作者:Yiwen Chen 备注:33 pages, 7 figures, 10 tables 链接:https://arxiv.org/abs/2107.12771 摘要:随机逼近(SA)算法广泛应用于只有噪声测量的系统优化问题。本文研究了多元Kiefer-Wolfowitz背景下的随机方向SA(RDSA)和同时扰动SA(SPSA)两类SA算法,给出了RDSA算法的偏差项、收敛性和渐近正态性。RDSA和SPSA中的梯度估计有不同的形式,因此使用不同类型的随机扰动。本文研究了RDSA和SPSA中扰动的各种有效分布,并利用由渐近分布计算的均方误差对这两种算法进行了比较。从理论和数值的角度来看,我们发现SPSA通常优于RDSA。 摘要:Stochastic approximation (SA) algorithms are widely used in system optimization problems when only noisy measurements of the system are available. This paper studies two types of SA algorithms in a multivariate Kiefer-Wolfowitz setting: random-direction SA (RDSA) and simultaneous-perturbation SA (SPSA), and then describes the bias term, convergence, and asymptotic normality of RDSA algorithms. The gradient estimations in RDSA and SPSA have different forms and, consequently, use different types of random perturbations. This paper looks at various valid distributions for perturbations in RDSA and SPSA and then compares the two algorithms using mean-square errors computed from asymptotic distribution. From both a theoretical and numerical point of view, we find that SPSA generally outperforms RDSA.

【22】 On the Role of Optimization in Double Descent: A Least Squares Study 标题:论优化在双重下降中的作用:一项最小二乘研究

作者:Ilja Kuzborskij,Csaba Szepesvári,Omar Rivasplata,Amal Rannen-Triki,Razvan Pascanu 机构:DeepMind, Canada, University of Alberta, Edmonton, University College London 链接:https://arxiv.org/abs/2107.12685 摘要:经验上已经观察到,随着模型尺寸的增加,深度神经网络的性能稳步提高,这与经典的过度拟合和泛化观点相矛盾。最近,有人提出双下降现象来调和这一观察结果与理论,这表明当模型变得足够过参数化时,测试误差有第二次下降,因为模型大小本身充当了一个隐式正则化器。在本文中,我们加入到这个领域不断增长的工作主体中,提供了一个学习动态的仔细研究,作为最小二乘情景下模型大小的函数。给出了最小二乘目标梯度下降解的超额风险界。边界依赖于输入特征的协方差矩阵的最小非零特征值,通过具有双重下降行为的函数形式。这为文献报道的双下降曲线提供了一个新的视角。我们对超额风险的分析允许将优化和泛化误差的影响解耦。特别地,我们发现在无噪声回归的情况下,双下降仅由优化相关的量来解释,这在Moore-Penrose伪逆解的研究中被忽略了。我们相信,我们的推导提供了一个与现有工作相比的另一种观点,揭示了这种现象的可能原因,至少在考虑的最小二乘法设置中。我们从经验上探讨我们的预测是否适用于神经网络,特别是中介隐藏激活的协方差是否与我们的推导预测的行为相似。 摘要:Empirically it has been observed that the performance of deep neural networks steadily improves as we increase model size, contradicting the classical view on overfitting and generalization.
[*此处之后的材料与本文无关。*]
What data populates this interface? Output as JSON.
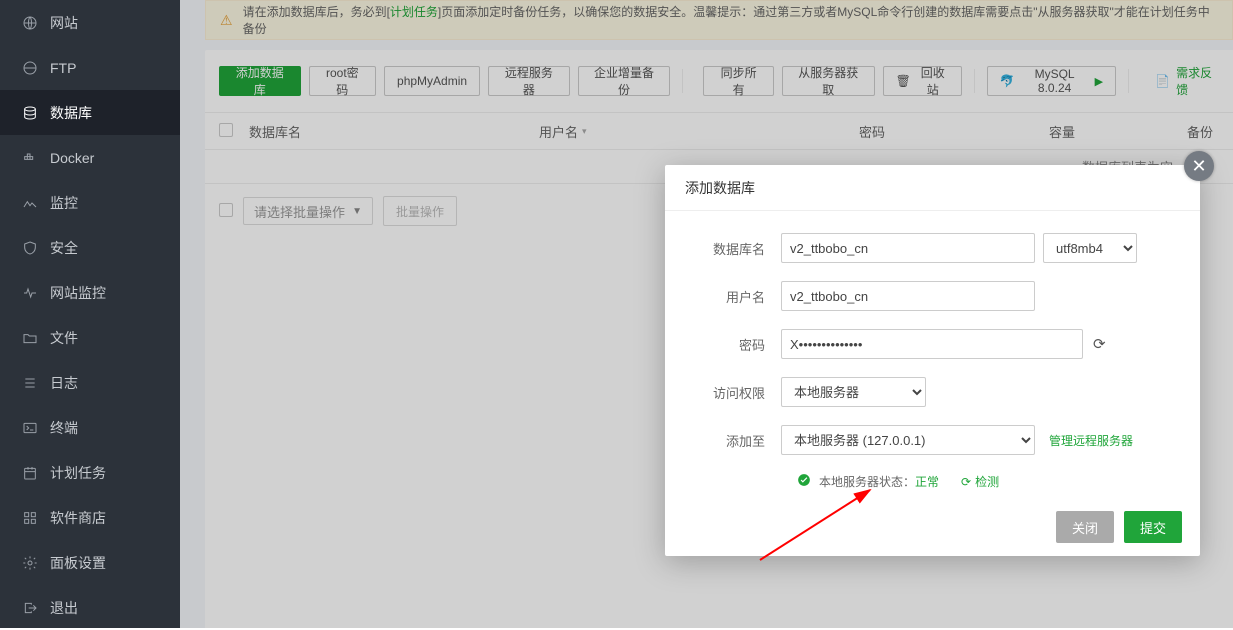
{
  "sidebar": {
    "items": [
      {
        "label": "网站"
      },
      {
        "label": "FTP"
      },
      {
        "label": "数据库"
      },
      {
        "label": "Docker"
      },
      {
        "label": "监控"
      },
      {
        "label": "安全"
      },
      {
        "label": "网站监控"
      },
      {
        "label": "文件"
      },
      {
        "label": "日志"
      },
      {
        "label": "终端"
      },
      {
        "label": "计划任务"
      },
      {
        "label": "软件商店"
      },
      {
        "label": "面板设置"
      },
      {
        "label": "退出"
      }
    ]
  },
  "alert": {
    "text1": "请在添加数据库后，务必到[",
    "link": "计划任务",
    "text2": "]页面添加定时备份任务，以确保您的数据安全。温馨提示：通过第三方或者MySQL命令行创建的数据库需要点击\"从服务器获取\"才能在计划任务中备份"
  },
  "toolbar": {
    "add_db": "添加数据库",
    "root_pwd": "root密码",
    "phpmyadmin": "phpMyAdmin",
    "remote_server": "远程服务器",
    "ent_backup": "企业增量备份",
    "sync_all": "同步所有",
    "get_from_server": "从服务器获取",
    "recycle": "回收站",
    "mysql_ver": "MySQL 8.0.24",
    "feedback": "需求反馈"
  },
  "table": {
    "col_db_name": "数据库名",
    "col_user": "用户名",
    "col_pass": "密码",
    "col_size": "容量",
    "col_backup": "备份",
    "empty": "数据库列表为空",
    "bulk_placeholder": "请选择批量操作",
    "bulk_action": "批量操作"
  },
  "modal": {
    "title": "添加数据库",
    "labels": {
      "db_name": "数据库名",
      "user": "用户名",
      "password": "密码",
      "access": "访问权限",
      "add_to": "添加至"
    },
    "values": {
      "db_name": "v2_ttbobo_cn",
      "charset": "utf8mb4",
      "user": "v2_ttbobo_cn",
      "password": "X••••••••••••••",
      "access": "本地服务器",
      "add_to": "本地服务器 (127.0.0.1)"
    },
    "remote_link": "管理远程服务器",
    "status_prefix": "本地服务器状态：",
    "status_value": "正常",
    "check": "检测",
    "footer": {
      "close": "关闭",
      "submit": "提交"
    }
  }
}
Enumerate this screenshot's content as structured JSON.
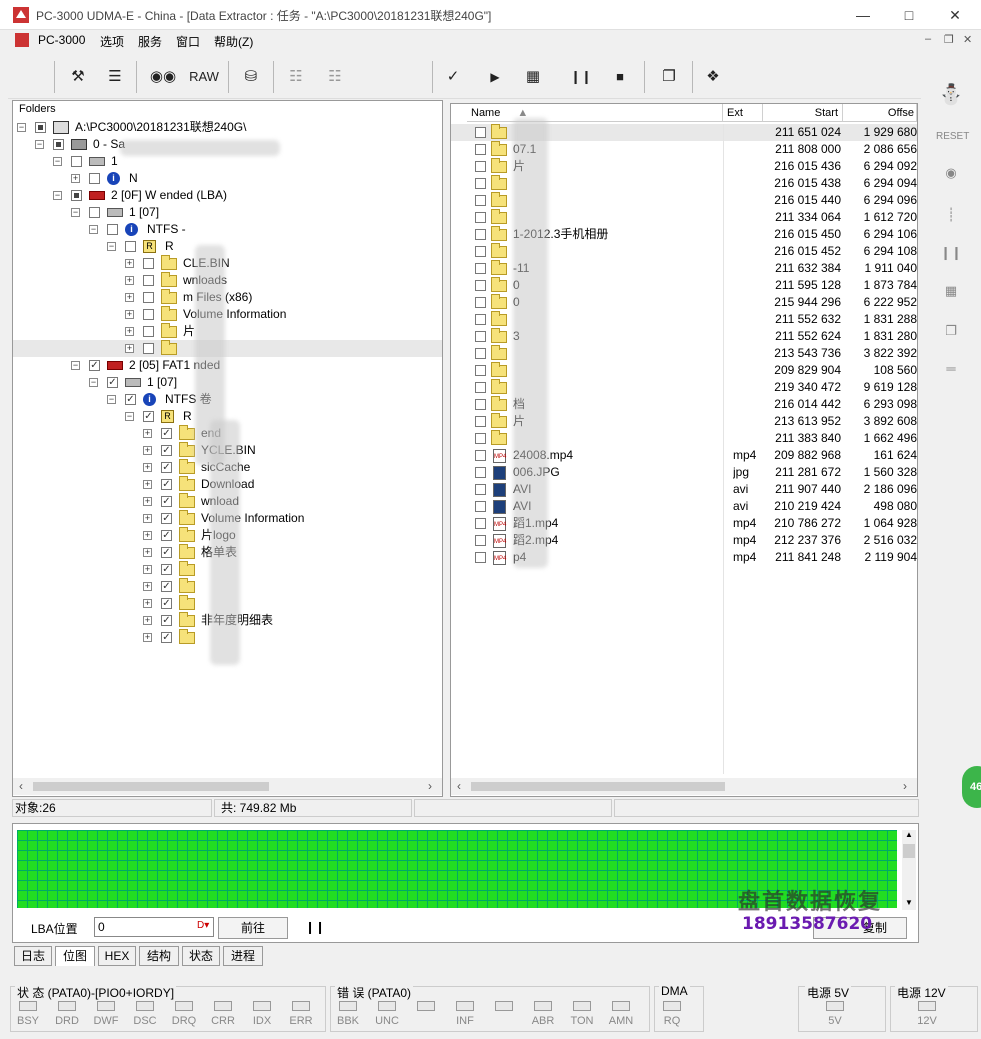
{
  "window": {
    "title": "PC-3000 UDMA-E - China - [Data Extractor : 任务 - \"A:\\PC3000\\20181231联想240G\"]"
  },
  "menu": [
    "PC-3000",
    "选项",
    "服务",
    "窗口",
    "帮助(Z)"
  ],
  "toolbar": {
    "raw_label": "RAW"
  },
  "folders": {
    "header": "Folders",
    "rows": [
      {
        "text": "A:\\PC3000\\20181231联想240G\\"
      },
      {
        "text": "0 - Sa"
      },
      {
        "text": "1"
      },
      {
        "text": "N"
      },
      {
        "text": "2 [0F] W          ended  (LBA)"
      },
      {
        "text": "1 [07]"
      },
      {
        "text": "NTFS - "
      },
      {
        "text": "R"
      },
      {
        "text": "CLE.BIN"
      },
      {
        "text": "wnloads"
      },
      {
        "text": "m Files (x86)"
      },
      {
        "text": "Volume Information"
      },
      {
        "text": "片"
      },
      {
        "text": ""
      },
      {
        "text": "2 [05] FAT1       nded"
      },
      {
        "text": "1 [07]"
      },
      {
        "text": "NTFS      卷"
      },
      {
        "text": "R"
      },
      {
        "text": "end"
      },
      {
        "text": "YCLE.BIN"
      },
      {
        "text": "sicCache"
      },
      {
        "text": "Download"
      },
      {
        "text": "wnload"
      },
      {
        "text": "Volume Information"
      },
      {
        "text": "片logo"
      },
      {
        "text": "格单表"
      },
      {
        "text": ""
      },
      {
        "text": ""
      },
      {
        "text": ""
      },
      {
        "text": "非年度明细表"
      },
      {
        "text": ""
      }
    ]
  },
  "files": {
    "columns": [
      "Name",
      "Ext",
      "Start",
      "Offse"
    ],
    "rows": [
      {
        "name": "",
        "ext": "",
        "start": "211 651 024",
        "offset": "1 929 680"
      },
      {
        "name": "07.1",
        "ext": "",
        "start": "211 808 000",
        "offset": "2 086 656"
      },
      {
        "name": "片",
        "ext": "",
        "start": "216 015 436",
        "offset": "6 294 092"
      },
      {
        "name": "",
        "ext": "",
        "start": "216 015 438",
        "offset": "6 294 094"
      },
      {
        "name": "",
        "ext": "",
        "start": "216 015 440",
        "offset": "6 294 096"
      },
      {
        "name": "",
        "ext": "",
        "start": "211 334 064",
        "offset": "1 612 720"
      },
      {
        "name": "1-2012.3手机相册",
        "ext": "",
        "start": "216 015 450",
        "offset": "6 294 106"
      },
      {
        "name": "",
        "ext": "",
        "start": "216 015 452",
        "offset": "6 294 108"
      },
      {
        "name": "-11",
        "ext": "",
        "start": "211 632 384",
        "offset": "1 911 040"
      },
      {
        "name": "0",
        "ext": "",
        "start": "211 595 128",
        "offset": "1 873 784"
      },
      {
        "name": "0",
        "ext": "",
        "start": "215 944 296",
        "offset": "6 222 952"
      },
      {
        "name": "",
        "ext": "",
        "start": "211 552 632",
        "offset": "1 831 288"
      },
      {
        "name": "3",
        "ext": "",
        "start": "211 552 624",
        "offset": "1 831 280"
      },
      {
        "name": "",
        "ext": "",
        "start": "213 543 736",
        "offset": "3 822 392"
      },
      {
        "name": "",
        "ext": "",
        "start": "209 829 904",
        "offset": "108 560"
      },
      {
        "name": "",
        "ext": "",
        "start": "219 340 472",
        "offset": "9 619 128"
      },
      {
        "name": "档",
        "ext": "",
        "start": "216 014 442",
        "offset": "6 293 098"
      },
      {
        "name": "片",
        "ext": "",
        "start": "213 613 952",
        "offset": "3 892 608"
      },
      {
        "name": "",
        "ext": "",
        "start": "211 383 840",
        "offset": "1 662 496"
      },
      {
        "name": "24008.mp4",
        "ext": "mp4",
        "start": "209 882 968",
        "offset": "161 624"
      },
      {
        "name": "006.JPG",
        "ext": "jpg",
        "start": "211 281 672",
        "offset": "1 560 328"
      },
      {
        "name": "AVI",
        "ext": "avi",
        "start": "211 907 440",
        "offset": "2 186 096"
      },
      {
        "name": "AVI",
        "ext": "avi",
        "start": "210 219 424",
        "offset": "498 080"
      },
      {
        "name": "蹈1.mp4",
        "ext": "mp4",
        "start": "210 786 272",
        "offset": "1 064 928"
      },
      {
        "name": "蹈2.mp4",
        "ext": "mp4",
        "start": "212 237 376",
        "offset": "2 516 032"
      },
      {
        "name": "p4",
        "ext": "mp4",
        "start": "211 841 248",
        "offset": "2 119 904"
      }
    ]
  },
  "status": {
    "objects": "对象:26",
    "total": "共: 749.82 Mb"
  },
  "map": {
    "lba_label": "LBA位置",
    "lba_value": "0",
    "goto_label": "前往",
    "copy_label": "复制"
  },
  "tabs": [
    "日志",
    "位图",
    "HEX",
    "结构",
    "状态",
    "进程"
  ],
  "indicators": {
    "status_title": "状 态 (PATA0)-[PIO0+IORDY]",
    "status_leds": [
      "BSY",
      "DRD",
      "DWF",
      "DSC",
      "DRQ",
      "CRR",
      "IDX",
      "ERR"
    ],
    "error_title": "错 误 (PATA0)",
    "error_leds": [
      "BBK",
      "UNC",
      "",
      "INF",
      "",
      "ABR",
      "TON",
      "AMN"
    ],
    "dma_title": "DMA",
    "dma_leds": [
      "RQ"
    ],
    "p5_title": "电源 5V",
    "p5_leds": [
      "5V"
    ],
    "p12_title": "电源 12V",
    "p12_leds": [
      "12V"
    ]
  },
  "watermark": {
    "line1": "盘首数据恢复",
    "line2": "18913587620"
  },
  "badge": "46"
}
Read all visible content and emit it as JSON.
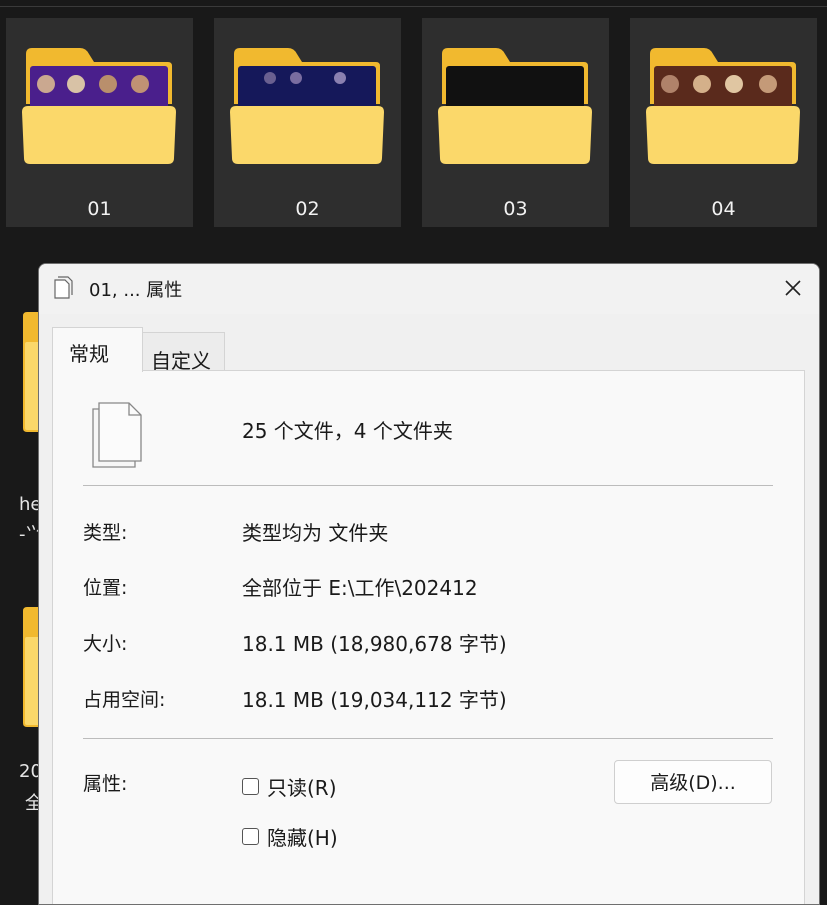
{
  "explorer": {
    "tiles": [
      {
        "label": "01",
        "preview": "purple-avatars"
      },
      {
        "label": "02",
        "preview": "dark-blue"
      },
      {
        "label": "03",
        "preview": "black"
      },
      {
        "label": "04",
        "preview": "brown-avatars"
      }
    ],
    "side_texts": [
      "he",
      "-⺍",
      "20",
      "全"
    ]
  },
  "dialog": {
    "title": "01, ... 属性",
    "tabs": {
      "general": "常规",
      "custom": "自定义"
    },
    "summary": "25 个文件，4 个文件夹",
    "rows": [
      {
        "label": "类型:",
        "value": "类型均为 文件夹"
      },
      {
        "label": "位置:",
        "value": "全部位于 E:\\工作\\202412"
      },
      {
        "label": "大小:",
        "value": "18.1 MB (18,980,678 字节)"
      },
      {
        "label": "占用空间:",
        "value": "18.1 MB (19,034,112 字节)"
      }
    ],
    "attributes_label": "属性:",
    "readonly_label": "只读(R)",
    "hidden_label": "隐藏(H)",
    "advanced_label": "高级(D)..."
  },
  "colors": {
    "folder_yellow": "#f5c94a",
    "folder_light": "#fde08c",
    "dialog_bg": "#f0f0f0",
    "explorer_bg": "#191919"
  }
}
Recently, the double descent phenomena has been proposed to reconcile this observation with theory, suggesting that the test error has a second descent when the model becomes sufficiently overparameterized, as the model size itself acts as an implicit regularizer. In this paper we add to the growing body of work in this space, providing a careful study of learning dynamics as a function of model size for the least squares scenario. We show an excess risk bound for the gradient descent solution of the least squares objective. The bound depends on the smallest non-zero eigenvalue of the covariance matrix of the input features, via a functional form that has the double descent behavior. This gives a new perspective on the double descent curves reported in the literature. Our analysis of the excess risk allows to decouple the effect of optimization and generalization error. In particular, we find that in case of noiseless regression, double descent is explained solely by optimization-related quantities, which was missed in studies focusing on the Moore-Penrose pseudoinverse solution. We believe that our derivation provides an alternative view compared to existing work, shedding some light on a possible cause of this phenomena, at least in the considered least squares setting. We empirically explore if our predictions hold for neural networks, in particular whether the covariance of intermediary hidden activations has a similar behavior as the one predicted by our derivations.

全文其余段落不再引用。